Was Friday a “dead cat bounce?” I do not know but all had small sense of relief from the relentless selling pressure that has decimated the markets. The catalyst for the rebound was oil’s rebound from 12 year lows—the greatest advance in seven years–and financial stocks. Treasuries had their biggest drop of the year.
Commenting about January’s retail sales, I thought the statistics suggested the economy is not falling off the proverbial cliff. In fact one subset is consistent with three percent growth.
Late last week there were a chorus of “influential” icons commenting the markets are devoid of reality, that prices have fallen to dramatically against the current and expected economic backdrop. The economy is not about to enter the abyss as the narrative is suggesting.

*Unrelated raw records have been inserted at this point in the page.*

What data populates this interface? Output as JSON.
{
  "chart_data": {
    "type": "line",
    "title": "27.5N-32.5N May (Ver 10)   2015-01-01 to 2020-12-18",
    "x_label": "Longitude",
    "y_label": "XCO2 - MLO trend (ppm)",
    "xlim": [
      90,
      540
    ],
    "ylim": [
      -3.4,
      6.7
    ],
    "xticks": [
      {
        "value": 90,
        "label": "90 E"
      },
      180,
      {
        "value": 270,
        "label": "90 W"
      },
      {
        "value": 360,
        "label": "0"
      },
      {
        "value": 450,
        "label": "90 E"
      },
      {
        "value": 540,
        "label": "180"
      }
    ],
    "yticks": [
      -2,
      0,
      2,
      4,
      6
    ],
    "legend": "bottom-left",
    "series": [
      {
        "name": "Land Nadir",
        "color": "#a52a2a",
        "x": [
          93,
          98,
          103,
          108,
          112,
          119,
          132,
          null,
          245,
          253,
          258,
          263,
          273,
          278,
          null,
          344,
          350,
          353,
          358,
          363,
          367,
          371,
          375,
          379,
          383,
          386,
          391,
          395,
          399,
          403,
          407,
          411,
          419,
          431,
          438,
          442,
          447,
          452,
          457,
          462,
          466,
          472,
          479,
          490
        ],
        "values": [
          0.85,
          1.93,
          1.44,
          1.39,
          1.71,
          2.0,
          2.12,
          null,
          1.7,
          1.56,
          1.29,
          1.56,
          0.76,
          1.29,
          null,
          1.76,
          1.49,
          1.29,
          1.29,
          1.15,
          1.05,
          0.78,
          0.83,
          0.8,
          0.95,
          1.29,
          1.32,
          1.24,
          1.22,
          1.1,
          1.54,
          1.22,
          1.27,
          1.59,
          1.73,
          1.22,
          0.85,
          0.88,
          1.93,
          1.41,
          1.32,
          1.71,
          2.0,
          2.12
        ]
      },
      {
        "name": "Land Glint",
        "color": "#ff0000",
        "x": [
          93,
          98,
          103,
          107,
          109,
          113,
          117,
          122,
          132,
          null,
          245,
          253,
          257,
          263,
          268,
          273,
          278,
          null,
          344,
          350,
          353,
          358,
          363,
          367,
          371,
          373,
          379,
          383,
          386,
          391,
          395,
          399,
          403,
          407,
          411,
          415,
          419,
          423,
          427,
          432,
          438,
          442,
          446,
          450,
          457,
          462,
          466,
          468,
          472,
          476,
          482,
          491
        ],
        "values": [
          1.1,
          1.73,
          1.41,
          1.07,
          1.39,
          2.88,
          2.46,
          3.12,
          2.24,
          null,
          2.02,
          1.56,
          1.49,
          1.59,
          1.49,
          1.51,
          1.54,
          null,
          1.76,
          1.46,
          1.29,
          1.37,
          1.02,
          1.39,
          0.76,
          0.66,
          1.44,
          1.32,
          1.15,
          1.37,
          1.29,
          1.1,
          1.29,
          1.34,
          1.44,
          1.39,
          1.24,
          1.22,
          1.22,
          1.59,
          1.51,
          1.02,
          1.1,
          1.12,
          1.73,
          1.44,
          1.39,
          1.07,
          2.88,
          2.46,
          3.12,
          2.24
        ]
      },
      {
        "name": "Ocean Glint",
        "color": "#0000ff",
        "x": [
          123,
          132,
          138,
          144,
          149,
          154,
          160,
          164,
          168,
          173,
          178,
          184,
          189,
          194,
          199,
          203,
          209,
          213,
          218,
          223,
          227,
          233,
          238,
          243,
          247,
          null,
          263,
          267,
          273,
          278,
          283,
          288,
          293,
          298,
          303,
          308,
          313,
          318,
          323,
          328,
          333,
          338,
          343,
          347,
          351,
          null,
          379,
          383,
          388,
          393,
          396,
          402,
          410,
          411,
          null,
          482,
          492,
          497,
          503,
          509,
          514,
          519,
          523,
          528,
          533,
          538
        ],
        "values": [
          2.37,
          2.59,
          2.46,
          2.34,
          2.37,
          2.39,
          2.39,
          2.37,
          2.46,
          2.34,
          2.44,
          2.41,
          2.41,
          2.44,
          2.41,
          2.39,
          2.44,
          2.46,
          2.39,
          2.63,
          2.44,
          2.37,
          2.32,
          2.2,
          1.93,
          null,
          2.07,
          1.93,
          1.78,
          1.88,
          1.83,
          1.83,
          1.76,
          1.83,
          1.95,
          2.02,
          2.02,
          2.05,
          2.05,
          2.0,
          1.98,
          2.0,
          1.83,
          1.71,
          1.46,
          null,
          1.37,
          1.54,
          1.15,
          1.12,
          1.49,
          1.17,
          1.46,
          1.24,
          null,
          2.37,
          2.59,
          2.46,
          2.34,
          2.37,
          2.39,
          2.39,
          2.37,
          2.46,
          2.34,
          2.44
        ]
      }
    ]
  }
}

Several have stated the markets are “devoid of rationality” that are “overly influenced by cross correlated trading strategies.” Bloomberg writes the Dow has now registered 29 consecutive sessions with intraday moves of more than 200 points. Wow!!
I hope these comments are the beginning of a crescendo that will begin to limit these “cross correlated trades” which according to the American Cattle Association is “distorting reality.”
What will happen this holiday shortened week? Earning season is coming to an end, a season where profits again generally surprised on the upside, the result of dumbed down expectations, but contracted for the fourth consecutive quarter.
The economic calendar is comprised of various inflation indices, housing and manufacturing statistics and weekly jobless claims.
Last night the foreign markets were up. London was up 0.57%, Paris up 0.50% and Frankfurt down 0.47%. China was up 3.07%, Japan up 0.20% and Hang Sang up 1.08%.
The Dow should open considerably higher as China opened strong following its closure in celebrations of its New Year. Oil is higher on reports that Saudi Arabia and Russia are to freeze oil near record levels, the first such coordination between OPEC and non OPEC countries in two countries in 15 years. The 10-year is off 9/32 to yield 1.78%.